Daming beses ngang ipinagdamdam ko
ang iyong pagparito –
ikaw na walang hudyat kung dumalaw
ngunit hinihintay sa pagdating
natatakot na sa pagmaliw
may mamuong luhang
iuulan, isang araw
tulad ng luhang itinanim
ng isang nagmahal sa akin.
(ay, kung ang lipunan nga lama’y
walang ipinagbabawal
at di nalilibak ang babaing
nag-aanak sa labas ng kasalan,
maano kung ako’y datnan mo’t panawan,
maano kung magmaliw ka nang tuluyan,
may layang umahon
sa aking sinapupunan
ang supling na sa iyo’y
uuyam.)
A Prayer Or Great Expectations (Fanny Haydee Llego)

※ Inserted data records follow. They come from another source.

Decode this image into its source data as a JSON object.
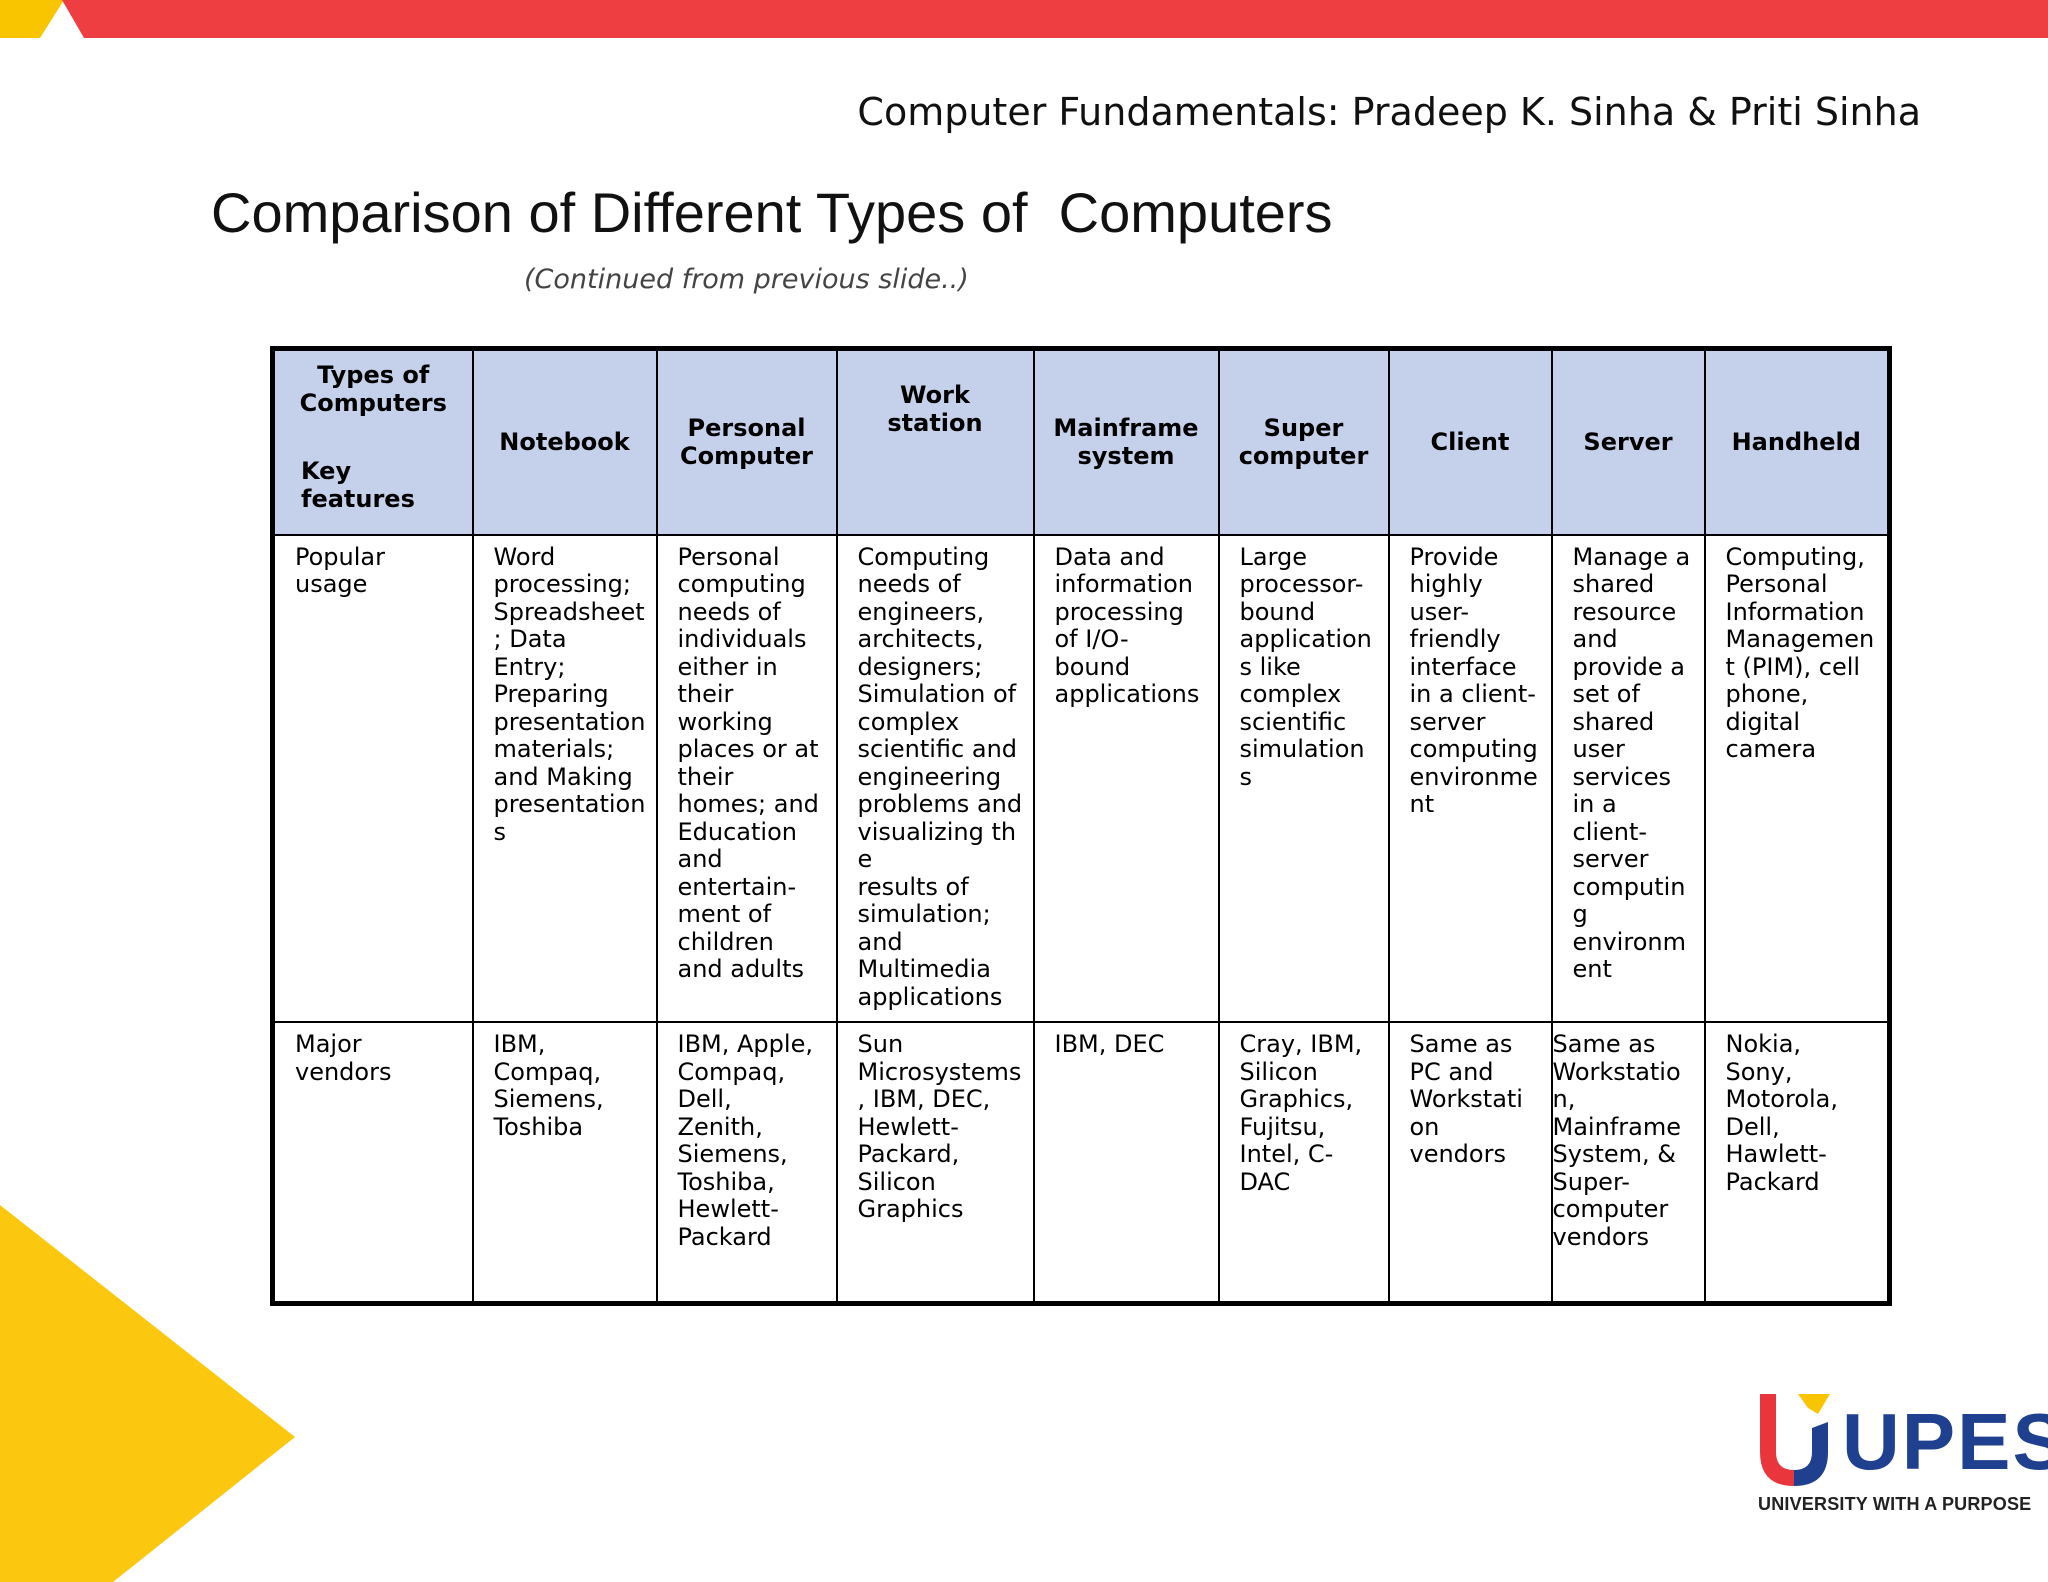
{
  "header": {
    "book_credit": "Computer Fundamentals: Pradeep K. Sinha & Priti Sinha",
    "title": "Comparison of Different Types of  Computers",
    "continued_note": "(Continued from previous slide..)"
  },
  "table": {
    "corner": {
      "types": "Types of\nComputers",
      "key_features": "Key\nfeatures"
    },
    "columns": [
      "Notebook",
      "Personal\nComputer",
      "Work\nstation",
      "Mainframe\nsystem",
      "Super\ncomputer",
      "Client",
      "Server",
      "Handheld"
    ],
    "rows": [
      {
        "label": "Popular\nusage",
        "cells": [
          "Word\nprocessing;\nSpreadsheet\n; Data\nEntry;\nPreparing\npresentation\nmaterials;\nand Making\npresentation\ns",
          "Personal\ncomputing\nneeds of\nindividuals\neither in\ntheir\nworking\nplaces or at\ntheir\nhomes; and\nEducation\nand\nentertain-\nment of\nchildren\nand adults",
          "Computing\nneeds of\nengineers,\narchitects,\ndesigners;\nSimulation of\ncomplex\nscientific and\nengineering\nproblems and\nvisualizing the\nresults of\nsimulation;\nand\nMultimedia\napplications",
          "Data and\ninformation\nprocessing\nof I/O-\nbound\napplications",
          "Large\nprocessor-\nbound\napplication\ns like\ncomplex\nscientific\nsimulation\ns",
          "Provide\nhighly\nuser-\nfriendly\ninterface\nin a client-\nserver\ncomputing\nenvironme\nnt",
          "Manage a\nshared\nresource\nand\nprovide a\nset of\nshared\nuser\nservices\nin a\nclient-\nserver\ncomputin\ng\nenvironm\nent",
          "Computing,\nPersonal\nInformation\nManagemen\nt (PIM), cell\nphone,\ndigital\ncamera"
        ]
      },
      {
        "label": "Major\nvendors",
        "cells": [
          "IBM,\nCompaq,\nSiemens,\nToshiba",
          "IBM, Apple,\nCompaq,\nDell,\nZenith,\nSiemens,\nToshiba,\nHewlett-\nPackard",
          "Sun\nMicrosystems\n, IBM, DEC,\nHewlett-\nPackard,\nSilicon\nGraphics",
          "IBM, DEC",
          "Cray, IBM,\nSilicon\nGraphics,\nFujitsu,\nIntel, C-\nDAC",
          "Same as\nPC and\nWorkstati\non\nvendors",
          "Same as\nWorkstation,\nMainframe\nSystem, &\nSuper-\ncomputer\nvendors",
          "Nokia,\nSony,\nMotorola,\nDell,\nHawlett-\nPackard"
        ]
      }
    ]
  },
  "logo": {
    "name": "UPES",
    "tagline": "UNIVERSITY WITH A PURPOSE",
    "colors": {
      "red": "#e8363c",
      "yellow": "#f9c400",
      "blue": "#1f3f8f"
    }
  }
}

There’s no doubt about it I need to get hitched:
I need someone to scratch me whenever I itch
Or give me a backrub whenever I want it
(Who’ll pout only a little when someone else does it);
Someone on whom I can vent my frustrations
& who is supportive in trying situations;
Who’ll extol all my virtues, forget all my faults
& would always submit to my sexual assaults;
Who’ll bring up my children the way they should be
Yet still entirely be devoted to me;
Who’ll always obey me, my word being law,
My logic perfect, my thinking without flaw,
My sexy cheerleader, housekeeper, accountant,
Secretary, nursemaid, unflagging assistant;
Brought up & moulded to think that success
Is found in the home: nothing more, nowhere else.
O, Mother Goddess, I need in my life
A man willing to be the perfect little wife!